Question

the sum of the height and diameter of a cylinder is 24 cm. what is the maximal volume of the cylinder?

Answer 1

\[ 512 \pi \space cm^3\]

Answer 2

please could u tell me how u got the answer?

Answer 3

Am I correct?

Answer 4

i dont know

Answer 5

A Mathematica PDF solution with comments is attached.

Answer 6

@robtobey:Nice but don't you think it's a bit overkill for considering the problem?:

Answer 7

Also,you have explain why r=8 gives the maximum solution either geometrically or intuitively.

Answer 8

Out[9] is the derivative of the cylinder volume with respect to r. Out[10] is the two solutions for r obtained by setting the derivative to zero and solving for r, a standard calculus method for obtaining the maximum cylinder volume in this case. In Mathematica the r solutions are given as replacement rules, r -> 8, rather than the traditional r = 8.

Your's and my responses are probably the most extreme problem solution forms presented on this site. Yours is in this case the answer only followed by an ignored request, at least so far, from the problem poser, yahya__vip, asking how you obtained the 512pi answer, vs mine, which includes narrative, the math solution procedure and a high quality cylinder volume function plot.
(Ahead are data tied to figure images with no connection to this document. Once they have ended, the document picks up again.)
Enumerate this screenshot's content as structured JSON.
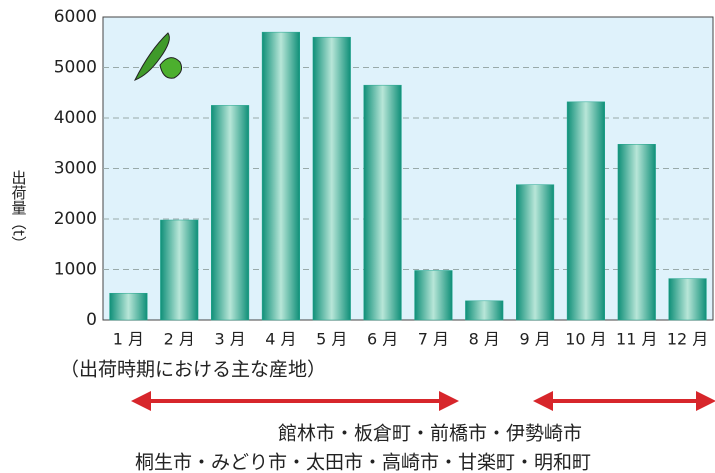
{
  "chart_data": {
    "type": "bar",
    "y_label": "出荷量（t）",
    "categories": [
      "1 月",
      "2 月",
      "3 月",
      "4 月",
      "5 月",
      "6 月",
      "7 月",
      "8 月",
      "9 月",
      "10 月",
      "11 月",
      "12 月"
    ],
    "values": [
      530,
      1980,
      4250,
      5700,
      5600,
      4650,
      980,
      380,
      2680,
      4320,
      3480,
      820
    ],
    "color": "#1fa58c",
    "ylim": [
      0,
      6000
    ],
    "yticks": [
      0,
      1000,
      2000,
      3000,
      4000,
      5000,
      6000
    ],
    "grid": true,
    "annotations": [
      "（出荷時期における主な産地）",
      "館林市・板倉町・前橋市・伊勢崎市",
      "桐生市・みどり市・太田市・高崎市・甘楽町・明和町"
    ]
  }
}
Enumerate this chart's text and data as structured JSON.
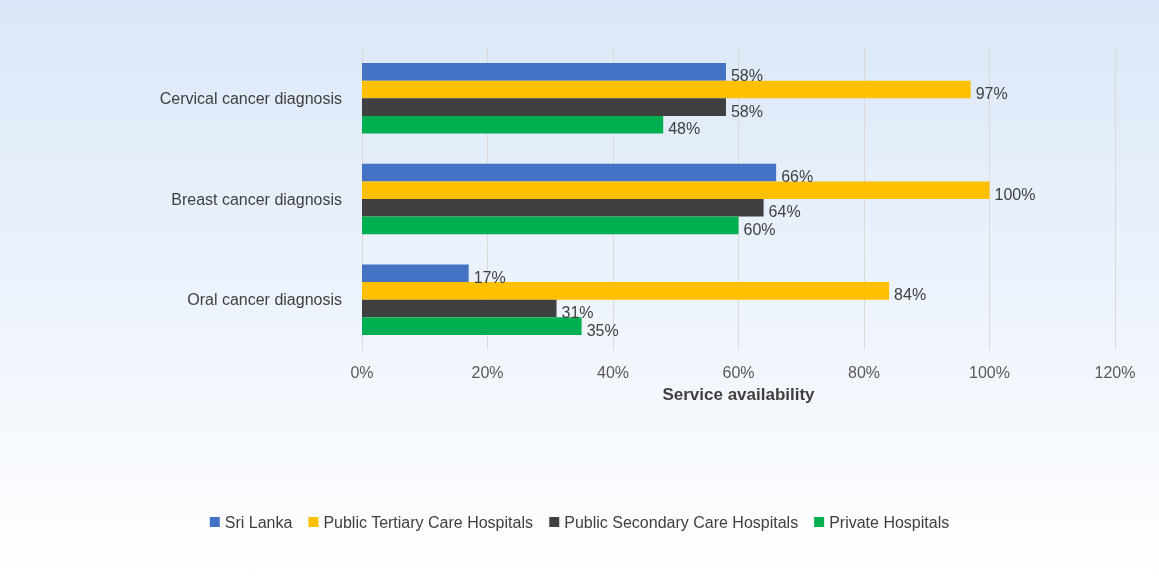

By the way, the plot allows one to guess a solution value and is not presented as a proof of the solution.

Answer 9

ty alot for the help but i dont think that is the answer,the lesson is about derivatives btw

Answer 10

@ yahya__vip

Putting aside the this and that between myself and FoolForMath, both of us agree that the maximum volume of the cylinder where the sum of the cylinder's diameter and height is restricted to 24 cm is:\[512 \pi \text{ cm}^3 \]If you don't agree can you prove otherwise?

Answer 11

well,if you can plot the graph the solution is just intuitively plausible in this case.

Answer 12

what I don't like is user wants to know "how" and not "why",how is easy but doesn't makes sense if you don't know why...